Upon successful completion, the value 0 is returned; otherwise the value -1 is returned and the global variable errno is set to indicate the error.
The getfh() and lgetfh() system calls fail if one or more of the following are true: [ENOTDIR] A component of the path prefix of path is not a directory. [ENAMETOOLONG] The length of a component of path exceeds 255 characters, or the length of path exceeds 1023 characters. [ENOENT] The file referred to by path does not exist. [EACCES] Search permission is denied for a component of the path prefix of path. [ELOOP] Too many symbolic links were encountered in translating path. [EFAULT] The fhp argument points to an invalid address. [EFAULT] The path argument points to an invalid address. [EIO] An I/O error occurred while reading from or writing to the file system. [EINTEGRITY] Corrupted data was detected while reading from the file system. [ESTALE] The file handle fhp is no longer valid.
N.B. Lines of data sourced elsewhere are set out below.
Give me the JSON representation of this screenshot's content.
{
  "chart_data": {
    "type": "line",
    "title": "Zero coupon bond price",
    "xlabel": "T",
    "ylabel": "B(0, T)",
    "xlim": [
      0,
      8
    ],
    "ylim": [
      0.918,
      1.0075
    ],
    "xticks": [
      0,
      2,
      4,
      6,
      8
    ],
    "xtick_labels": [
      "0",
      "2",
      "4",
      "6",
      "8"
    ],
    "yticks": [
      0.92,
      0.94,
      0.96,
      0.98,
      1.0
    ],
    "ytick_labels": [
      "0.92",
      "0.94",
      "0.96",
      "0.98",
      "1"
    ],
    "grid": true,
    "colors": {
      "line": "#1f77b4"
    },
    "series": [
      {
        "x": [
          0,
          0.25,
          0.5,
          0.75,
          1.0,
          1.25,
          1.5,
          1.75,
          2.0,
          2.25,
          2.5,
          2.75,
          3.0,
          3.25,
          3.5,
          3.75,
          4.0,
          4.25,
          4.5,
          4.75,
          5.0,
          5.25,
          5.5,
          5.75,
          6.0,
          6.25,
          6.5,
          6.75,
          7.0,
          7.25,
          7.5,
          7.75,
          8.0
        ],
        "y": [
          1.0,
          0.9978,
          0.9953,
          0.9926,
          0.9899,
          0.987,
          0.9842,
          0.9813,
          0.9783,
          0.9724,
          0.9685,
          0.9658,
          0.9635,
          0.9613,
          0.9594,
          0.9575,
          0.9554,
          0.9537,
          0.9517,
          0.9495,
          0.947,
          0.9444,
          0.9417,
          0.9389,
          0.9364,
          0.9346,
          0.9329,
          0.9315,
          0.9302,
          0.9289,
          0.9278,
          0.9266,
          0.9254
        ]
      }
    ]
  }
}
In addition to the errors returned by getfh(), and lgetfh(), the getfhat() system call may fail if: [EBADF] The path argument does not specify an absolute path and the fd argument, is neither AT_FDCWD nor a valid file descriptor open for searching. [EINVAL] The value of the flag argument is not valid. [ENOTDIR] The path argument is not an absolute path and fd is neither AT_FDCWD nor a file descriptor associated with a directory.
The getfh() system call first appeared in 4.4BSD.